There was a long silence and then Bertha Rupp said, “Two hearts.”
“Ruth has already bid two hearts,” Irma Seifert said.
“Two spades then,” Bertha Rupp said, clenching her cards.
“You’re sure you don’t want to go three hearts?” Ruth Troxell asked.
“No, two spades.”
“Three hearts,” Ruth Troxell said.
“With only the word of four-year-old children to go on,” Irma Seifert said, “I don’t suppose we’ll ever know. Three no trump.”
“I pass,” Mary Ellis said. “Mrs. Potter is the one I feel sorry for.”
“They say she has aged overnight,” Ruth Troxell said.
“Austin met them at the train,” Mary Ellis said, “and they drove straight to the hospital. Nora was conscious. She knew them.”
“Who are they staying with?” Irma Seifert asked. “Your bid, Bertha.”
“Oh, they’re staying with the Kings, the way they did before,” Mary Ellis said.
“I wouldn’t have had any of them in my house if I had been Martha,” Ruth Troxell said.
“At a time like that,” Irma Seifert said, “you don’t know what you’d do. Take these nuts away from me, somebody, before I make myself sick.”
“I wouldn’t care how disfigured her face and hands might be,” Mrs. Potter said, “if she’d only get well; if I could take her home with me and keep her there, forever and ever.”
“From the moment they’re able to walk, they start trying to get away from you,” Mrs. Potter said. She was lying fully dressed on the bed in the yellow guest-room. One arm was thrown across her face, to hide the effort it required for her to remain in possession of her feelings. “They want to escape from your arms, get down out of your lap and leave the house where they were born. I don’t know what it is. Nora never had anything but kindness at home. Her father worships the ground she walks on. So do we all. Love her to pieces. But it isn’t enough, apparently. I don’t know why this had to happen or what we could have done to prevent it.”
“Nothing,” Martha said. “You couldn’t have prevented it or you would have. And you mustn’t blame yourself.”
Mrs. Potter had experienced The Sudden Change.
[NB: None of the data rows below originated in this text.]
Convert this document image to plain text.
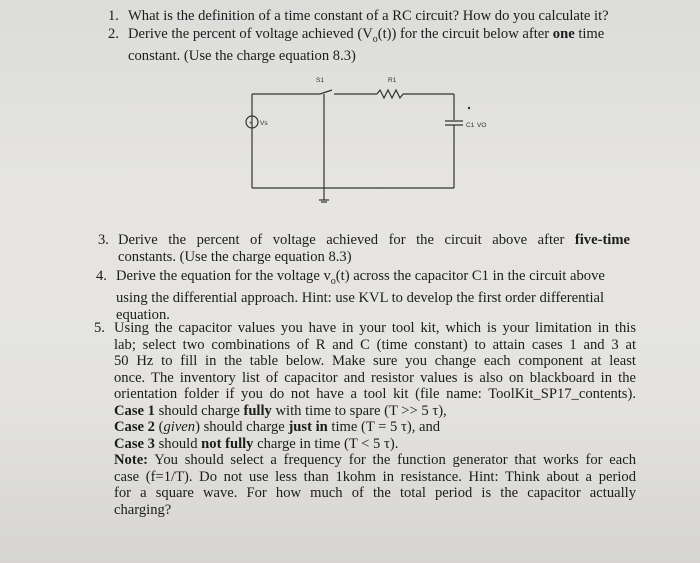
1. What is the definition of a time constant of a RC circuit? How do you calculate it?
2. Derive the percent of voltage achieved $(V_o(t))$ for the circuit below after one time
constant. (Use the charge equation 8.3)
+
S1	R1
Vs	C1 VO
3. Derive the percent of voltage achieved for the circuit above after five-time
constants. (Use the charge equation 8.3)
4. Derive the equation for the voltage $v_o(t)$ across the capacitor C1 in the circuit above
using the differential approach. Hint: use KVL to develop the first order differential
equation.
5. Using the capacitor values you have in your tool kit, which is your limitation in this
lab; select two combinations of R and C (time constant) to attain cases 1 and 3 at
50 Hz to fill in the table below. Make sure you change each component at least
once. The inventory list of capacitor and resistor values is also on blackboard in the
orientation folder if you do not have a tool kit (file name: ToolKit_SP17_contents).
Case 1 should charge fully with time to spare (T >> 5 τ),
Case 2 (given) should charge just in time (T = 5 τ), and
Case 3 should not fully charge in time (T < 5 τ).
Note: You should select a frequency for the function generator that works for each
case (f=1/T). Do not use less than 1kohm in resistance. Hint: Think about a period
for a square wave. For how much of the total period is the capacitor actually
charging?
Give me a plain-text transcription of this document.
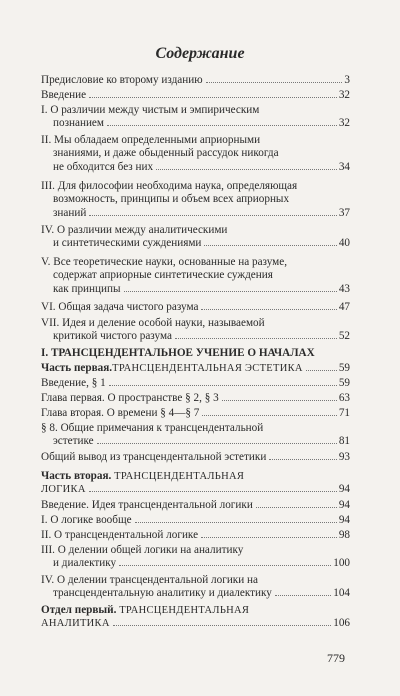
Содержание
Предисловие ко второму изданию	3
Введение	32
I. О различии между чистым и эмпирическим
познанием	32
II. Мы обладаем определенными априорными
знаниями, и даже обыденный рассудок никогда
не обходится без них	34
III. Для философии необходима наука, определяющая
возможность, принципы и объем всех априорных
знаний	37
IV. О различии между аналитическими
и синтетическими суждениями	40
V. Все теоретические науки, основанные на разуме,
содержат априорные синтетические суждения
как принципы	43
VI. Общая задача чистого разума	47
VII. Идея и деление особой науки, называемой
критикой чистого разума	52
I. ТРАНСЦЕНДЕНТАЛЬНОЕ УЧЕНИЕ О НАЧАЛАХ
Часть первая. ТРАНСЦЕНДЕНТАЛЬНАЯ ЭСТЕТИКА	59
Введение, § 1	59
Глава первая. О пространстве § 2, § 3	63
Глава вторая. О времени § 4—§ 7	71
§ 8. Общие примечания к трансцендентальной
эстетике	81
Общий вывод из трансцендентальной эстетики	93
Часть вторая. ТРАНСЦЕНДЕНТАЛЬНАЯ
ЛОГИКА	94
Введение. Идея трансцендентальной логики	94
I. О логике вообще	94
II. О трансцендентальной логике	98
III. О делении общей логики на аналитику
и диалектику	100
IV. О делении трансцендентальной логики на
трансцендентальную аналитику и диалектику	104
Отдел первый. ТРАНСЦЕНДЕНТАЛЬНАЯ
АНАЛИТИКА	106
779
While she was still trying to close the useless umbrella of the Past, the cold wave of the Present had come over her, and, miles and miles from home, she wandered sometimes with the wind, sometimes across it.
“She keeps trying to talk to me through all those bandages and it’s so terrible. Are you sure Dr. Seymour is a good doctor, Martha?”
“We’ve always had him,” Martha said. In open disregard of Dr. Seymour’s orders, she was up and dressed, and sitting in a chair by the front window of the guest-room. But she had her own reasons for what she was doing—reasons that
Dr. Seymour wouldn’t understand or approve of, but this wouldn’t prevent her from putting herself in his hands when the time came to trust someone with absolute trust. “If you don’t feel satisfied and want to call some other doctor in for a consultation, I’m sure it would be all right with him.”
“I keep wishing we’d brought Dr. LeMoyne with us,” Mrs. Potter said. “He’s just a country doctor but he knows a great deal. He brought both my children into the world, and he would have come except that he’s so old now. He’s eighty-three and he would never have stood the train journey.”
There had been a fresh fall of snow during the night. The limbs of the trees were outlined in white against a tropical sky. The tree ferns and palm fronds that went with the blue sky were drawn in white, on the window pane.
“This doctor seems very fond of Nora and anxious to do anything he can to relieve her suffering. The thing I don’t understand is that she doesn’t want to live. She keeps saying there’s no place for her anywhere. I haven’t told Mr. Potter. It would only upset him. But there must be some reason, something that is troubling her.”
Looking out through the patterns of frost, Martha saw that the Wakeman children were trying to make a snowman. The snow would not roll properly; it was too dry, and instead of becoming larger and larger, the snowball crumbled and fell apart.